In a recent article on one-click shopping, Farnoosh Torabi said this about making purchases this way:
“Money is abstract as it is, and it’s why a lot of us have a hard time managing it. If you have to see money leave your wallet, overspending is harder. But with things like Google Wallet, it’s very easy, a lot quicker. And we already tend to overspend with credit cards.”
The Smart Way: Institute a 24-hour online purchase rule.

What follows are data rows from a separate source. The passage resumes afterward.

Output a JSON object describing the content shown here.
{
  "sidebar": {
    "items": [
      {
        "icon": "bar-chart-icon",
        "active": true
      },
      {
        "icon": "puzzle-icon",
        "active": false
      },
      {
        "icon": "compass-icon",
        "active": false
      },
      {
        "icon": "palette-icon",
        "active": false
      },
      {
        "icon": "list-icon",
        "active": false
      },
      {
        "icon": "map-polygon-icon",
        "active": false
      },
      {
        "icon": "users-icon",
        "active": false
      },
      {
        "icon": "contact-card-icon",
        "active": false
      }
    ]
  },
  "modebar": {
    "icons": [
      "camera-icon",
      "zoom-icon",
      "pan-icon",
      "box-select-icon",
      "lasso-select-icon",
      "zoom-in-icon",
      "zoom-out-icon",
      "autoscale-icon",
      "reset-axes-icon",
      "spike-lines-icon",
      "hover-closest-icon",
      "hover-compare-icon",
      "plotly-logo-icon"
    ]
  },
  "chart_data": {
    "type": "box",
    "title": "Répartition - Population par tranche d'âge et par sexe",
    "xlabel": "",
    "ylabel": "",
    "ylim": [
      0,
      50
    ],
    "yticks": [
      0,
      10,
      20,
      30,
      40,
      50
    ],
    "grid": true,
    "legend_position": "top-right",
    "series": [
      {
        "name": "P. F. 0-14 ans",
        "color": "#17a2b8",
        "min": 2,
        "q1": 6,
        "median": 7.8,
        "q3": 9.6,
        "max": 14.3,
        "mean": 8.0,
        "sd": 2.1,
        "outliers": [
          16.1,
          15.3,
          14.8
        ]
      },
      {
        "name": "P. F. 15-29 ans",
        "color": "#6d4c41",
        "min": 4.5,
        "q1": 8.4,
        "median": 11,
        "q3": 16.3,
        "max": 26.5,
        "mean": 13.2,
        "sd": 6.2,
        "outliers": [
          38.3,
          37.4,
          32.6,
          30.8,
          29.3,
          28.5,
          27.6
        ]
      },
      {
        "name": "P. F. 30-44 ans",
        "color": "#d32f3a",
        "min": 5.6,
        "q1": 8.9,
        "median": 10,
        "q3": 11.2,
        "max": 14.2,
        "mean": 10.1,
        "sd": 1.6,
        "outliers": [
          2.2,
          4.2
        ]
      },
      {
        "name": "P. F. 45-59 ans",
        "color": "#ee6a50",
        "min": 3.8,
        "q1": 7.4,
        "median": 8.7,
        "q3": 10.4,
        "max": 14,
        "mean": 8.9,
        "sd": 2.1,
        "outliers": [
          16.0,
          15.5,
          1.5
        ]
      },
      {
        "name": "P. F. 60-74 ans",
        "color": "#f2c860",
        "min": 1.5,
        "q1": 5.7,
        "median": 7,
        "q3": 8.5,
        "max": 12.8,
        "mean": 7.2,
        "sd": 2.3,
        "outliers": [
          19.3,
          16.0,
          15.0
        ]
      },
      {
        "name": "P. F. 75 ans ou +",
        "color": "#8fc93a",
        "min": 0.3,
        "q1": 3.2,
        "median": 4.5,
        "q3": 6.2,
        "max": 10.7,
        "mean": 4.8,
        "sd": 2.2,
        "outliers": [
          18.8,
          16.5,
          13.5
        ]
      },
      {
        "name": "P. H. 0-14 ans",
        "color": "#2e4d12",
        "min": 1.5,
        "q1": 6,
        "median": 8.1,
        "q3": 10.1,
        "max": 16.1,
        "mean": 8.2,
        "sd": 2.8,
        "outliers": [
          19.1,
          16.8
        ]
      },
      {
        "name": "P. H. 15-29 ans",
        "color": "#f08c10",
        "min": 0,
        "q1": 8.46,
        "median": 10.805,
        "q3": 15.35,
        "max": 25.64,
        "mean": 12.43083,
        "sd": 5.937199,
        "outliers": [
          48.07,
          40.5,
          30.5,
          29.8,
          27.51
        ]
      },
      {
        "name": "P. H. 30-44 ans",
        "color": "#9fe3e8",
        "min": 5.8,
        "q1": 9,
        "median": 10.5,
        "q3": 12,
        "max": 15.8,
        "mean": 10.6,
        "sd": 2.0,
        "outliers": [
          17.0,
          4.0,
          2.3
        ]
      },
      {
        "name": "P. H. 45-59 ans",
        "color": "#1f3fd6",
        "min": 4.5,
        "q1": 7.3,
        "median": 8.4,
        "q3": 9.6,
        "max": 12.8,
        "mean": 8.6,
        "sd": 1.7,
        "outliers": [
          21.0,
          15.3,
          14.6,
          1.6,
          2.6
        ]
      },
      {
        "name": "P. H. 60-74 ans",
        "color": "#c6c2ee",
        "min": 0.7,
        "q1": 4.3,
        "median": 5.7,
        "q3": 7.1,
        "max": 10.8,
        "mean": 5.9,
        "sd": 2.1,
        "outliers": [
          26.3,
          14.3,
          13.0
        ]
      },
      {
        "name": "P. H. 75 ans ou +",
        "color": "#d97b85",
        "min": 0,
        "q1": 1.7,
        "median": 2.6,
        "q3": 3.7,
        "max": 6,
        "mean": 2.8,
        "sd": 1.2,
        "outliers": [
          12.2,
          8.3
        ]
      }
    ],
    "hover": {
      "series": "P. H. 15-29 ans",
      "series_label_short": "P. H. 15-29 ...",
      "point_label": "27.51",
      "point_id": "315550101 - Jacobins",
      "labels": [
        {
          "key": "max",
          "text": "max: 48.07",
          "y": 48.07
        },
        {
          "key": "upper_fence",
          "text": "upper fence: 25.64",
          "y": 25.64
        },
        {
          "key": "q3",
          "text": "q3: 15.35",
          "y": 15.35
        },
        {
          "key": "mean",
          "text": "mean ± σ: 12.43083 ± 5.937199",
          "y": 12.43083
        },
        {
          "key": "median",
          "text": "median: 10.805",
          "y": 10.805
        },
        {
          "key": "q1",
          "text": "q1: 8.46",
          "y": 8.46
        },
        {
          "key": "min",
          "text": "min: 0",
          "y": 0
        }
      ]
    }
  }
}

Convenience is an excellent goal when it comes to other areas of your life, but one-click shopping is not one of them if you’re trying to fix your finances. If you find something you’re interested in buying, bookmark the page and force yourself to wait a full day before actually making the purchase. This will help you determine if you really need the item, or if you’re simply bored, feeling down, or otherwise shopping to fulfill an emotional need.
On top of that, just don’t allow sites to store your credit card information. Not only does that leave you more vulnerable if the site is hacked, but having to manually enter your digits for each purchase can give you enough breathing room to think twice about your purchase.
The Bottom Line
Even the savviest credit card user can make foolish decisions. Rather than being an April Fool year round, make sure you use your credit card mindfully. It’s the real trick behind managing your credit.
Have you ever foolishly abused your credit card like having one-click shopping enabled?